The bulls are piling into Best Buy today.
Our Heat Seeker monitoring program detected the purchase of some 9,000 September 32 calls for $1.60 and the sale of an equal number of September 36 calls for $0.42. Volume was more than 8 times open interest at each strike, clearly indicating new activity.
The transaction cost $1.18 and will earn a maximum profit of 239 percent if the specialty retailer closes at or above $36 on expiration. That's roughly the same level where the shares gapped lower in December 2010, which could make some chart watchers expect it to become resistance.
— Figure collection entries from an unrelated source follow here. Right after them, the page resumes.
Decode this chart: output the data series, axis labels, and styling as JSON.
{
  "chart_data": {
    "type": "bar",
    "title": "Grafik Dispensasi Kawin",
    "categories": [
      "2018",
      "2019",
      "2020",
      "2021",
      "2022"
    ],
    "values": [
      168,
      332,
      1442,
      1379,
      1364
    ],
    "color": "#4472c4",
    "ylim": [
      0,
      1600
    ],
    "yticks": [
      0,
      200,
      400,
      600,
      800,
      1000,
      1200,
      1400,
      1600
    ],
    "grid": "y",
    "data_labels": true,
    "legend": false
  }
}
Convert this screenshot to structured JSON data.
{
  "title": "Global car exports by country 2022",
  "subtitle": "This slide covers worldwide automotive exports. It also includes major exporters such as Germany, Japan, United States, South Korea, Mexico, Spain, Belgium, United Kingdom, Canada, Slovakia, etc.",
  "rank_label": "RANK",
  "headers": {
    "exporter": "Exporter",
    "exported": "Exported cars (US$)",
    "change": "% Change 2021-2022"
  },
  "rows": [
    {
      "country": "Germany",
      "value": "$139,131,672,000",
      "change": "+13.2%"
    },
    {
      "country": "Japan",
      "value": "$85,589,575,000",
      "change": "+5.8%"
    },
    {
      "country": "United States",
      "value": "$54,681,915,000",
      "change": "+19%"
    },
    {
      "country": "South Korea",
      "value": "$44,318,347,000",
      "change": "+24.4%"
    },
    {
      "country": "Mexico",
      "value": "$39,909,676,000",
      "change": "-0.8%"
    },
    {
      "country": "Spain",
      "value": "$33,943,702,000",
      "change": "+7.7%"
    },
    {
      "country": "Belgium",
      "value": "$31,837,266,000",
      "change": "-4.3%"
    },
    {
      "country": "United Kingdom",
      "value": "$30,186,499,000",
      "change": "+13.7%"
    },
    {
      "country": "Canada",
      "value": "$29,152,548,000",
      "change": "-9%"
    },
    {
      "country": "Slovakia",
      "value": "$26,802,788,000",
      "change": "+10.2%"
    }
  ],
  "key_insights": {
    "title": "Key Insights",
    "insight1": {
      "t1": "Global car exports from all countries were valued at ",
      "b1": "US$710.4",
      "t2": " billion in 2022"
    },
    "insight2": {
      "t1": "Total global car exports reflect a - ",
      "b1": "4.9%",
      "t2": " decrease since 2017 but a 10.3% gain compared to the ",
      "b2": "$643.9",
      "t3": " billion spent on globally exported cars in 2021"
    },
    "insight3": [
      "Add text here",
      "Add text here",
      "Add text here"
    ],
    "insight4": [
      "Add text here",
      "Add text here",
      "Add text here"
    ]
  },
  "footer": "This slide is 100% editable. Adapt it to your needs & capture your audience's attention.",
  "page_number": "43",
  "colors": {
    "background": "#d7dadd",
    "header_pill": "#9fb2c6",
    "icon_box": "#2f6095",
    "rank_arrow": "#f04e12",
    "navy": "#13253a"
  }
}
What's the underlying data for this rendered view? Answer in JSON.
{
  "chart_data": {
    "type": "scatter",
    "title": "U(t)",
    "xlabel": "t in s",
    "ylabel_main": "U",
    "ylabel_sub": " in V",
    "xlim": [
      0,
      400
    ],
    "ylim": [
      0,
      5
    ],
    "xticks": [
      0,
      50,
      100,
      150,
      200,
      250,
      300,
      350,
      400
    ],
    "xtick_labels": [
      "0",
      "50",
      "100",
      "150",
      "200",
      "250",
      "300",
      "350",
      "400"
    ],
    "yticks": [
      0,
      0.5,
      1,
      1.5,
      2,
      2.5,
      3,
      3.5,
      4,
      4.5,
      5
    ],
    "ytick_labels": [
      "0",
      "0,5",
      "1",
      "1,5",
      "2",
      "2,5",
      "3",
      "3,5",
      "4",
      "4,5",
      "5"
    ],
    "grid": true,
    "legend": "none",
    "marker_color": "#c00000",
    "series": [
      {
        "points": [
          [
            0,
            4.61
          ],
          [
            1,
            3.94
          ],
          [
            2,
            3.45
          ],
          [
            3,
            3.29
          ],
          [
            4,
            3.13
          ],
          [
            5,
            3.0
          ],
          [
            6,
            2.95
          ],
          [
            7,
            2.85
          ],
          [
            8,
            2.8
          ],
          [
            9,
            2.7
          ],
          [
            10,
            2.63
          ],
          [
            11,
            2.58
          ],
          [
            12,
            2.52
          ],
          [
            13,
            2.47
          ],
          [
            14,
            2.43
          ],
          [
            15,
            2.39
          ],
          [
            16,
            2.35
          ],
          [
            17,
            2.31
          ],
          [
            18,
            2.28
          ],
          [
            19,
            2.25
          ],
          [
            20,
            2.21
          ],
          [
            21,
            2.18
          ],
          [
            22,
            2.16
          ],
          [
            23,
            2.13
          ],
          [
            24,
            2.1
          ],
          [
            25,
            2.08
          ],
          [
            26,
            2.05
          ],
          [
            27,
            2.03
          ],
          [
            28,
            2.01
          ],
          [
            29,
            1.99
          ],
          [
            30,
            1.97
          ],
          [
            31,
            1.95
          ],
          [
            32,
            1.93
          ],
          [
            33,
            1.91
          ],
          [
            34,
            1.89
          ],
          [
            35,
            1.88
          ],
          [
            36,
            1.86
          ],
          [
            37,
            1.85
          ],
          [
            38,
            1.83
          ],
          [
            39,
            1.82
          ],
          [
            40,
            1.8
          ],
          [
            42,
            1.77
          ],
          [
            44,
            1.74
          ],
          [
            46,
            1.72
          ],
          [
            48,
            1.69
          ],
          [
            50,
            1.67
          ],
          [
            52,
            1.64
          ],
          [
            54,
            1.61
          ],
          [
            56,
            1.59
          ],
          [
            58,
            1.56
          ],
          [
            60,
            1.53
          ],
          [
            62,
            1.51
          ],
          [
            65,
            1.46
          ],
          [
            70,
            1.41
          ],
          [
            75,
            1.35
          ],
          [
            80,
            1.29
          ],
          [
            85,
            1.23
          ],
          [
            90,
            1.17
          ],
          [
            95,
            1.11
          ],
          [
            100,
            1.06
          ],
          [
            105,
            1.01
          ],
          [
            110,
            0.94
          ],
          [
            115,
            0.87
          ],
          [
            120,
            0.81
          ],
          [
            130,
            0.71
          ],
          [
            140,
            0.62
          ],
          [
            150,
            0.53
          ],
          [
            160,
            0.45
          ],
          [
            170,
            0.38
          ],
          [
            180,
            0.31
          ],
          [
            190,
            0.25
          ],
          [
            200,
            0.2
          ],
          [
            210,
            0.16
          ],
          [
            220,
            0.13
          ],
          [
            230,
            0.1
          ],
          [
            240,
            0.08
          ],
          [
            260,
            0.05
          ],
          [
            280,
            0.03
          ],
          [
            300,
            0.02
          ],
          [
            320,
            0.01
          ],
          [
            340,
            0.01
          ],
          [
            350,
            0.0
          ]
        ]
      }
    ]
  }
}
The strategy is known as a bullish call spread because it controls a move between two prices, in this case $32 and $36. (See our Education section for more on the leveraging power of options.)
BBY is up 0.13 percent to $31.34 in afternoon trading and has almost tripled so far this year. The company lost about two-thirds of its value between late 2010 and late 2012 amid consistently weak results but has been rebounding more recently as it focuses on smartphones to profit from its large fleet of stores.
Larger trades appeared later in the session. In one, they bought 9,500 September 32 calls for $0.1.71, while selling equal-sized blocks in the December 28 puts for $0.63 and the September 38 calls for $0.82. They also repeated the September 32-September 36 call spread another 10,494 times.
The next earnings report is scheduled for Aug. 20.
Total option volume is more than 17 times greater than average so far today, according to the Heat Seeker. Calls outnumber puts by more than 5 to 1.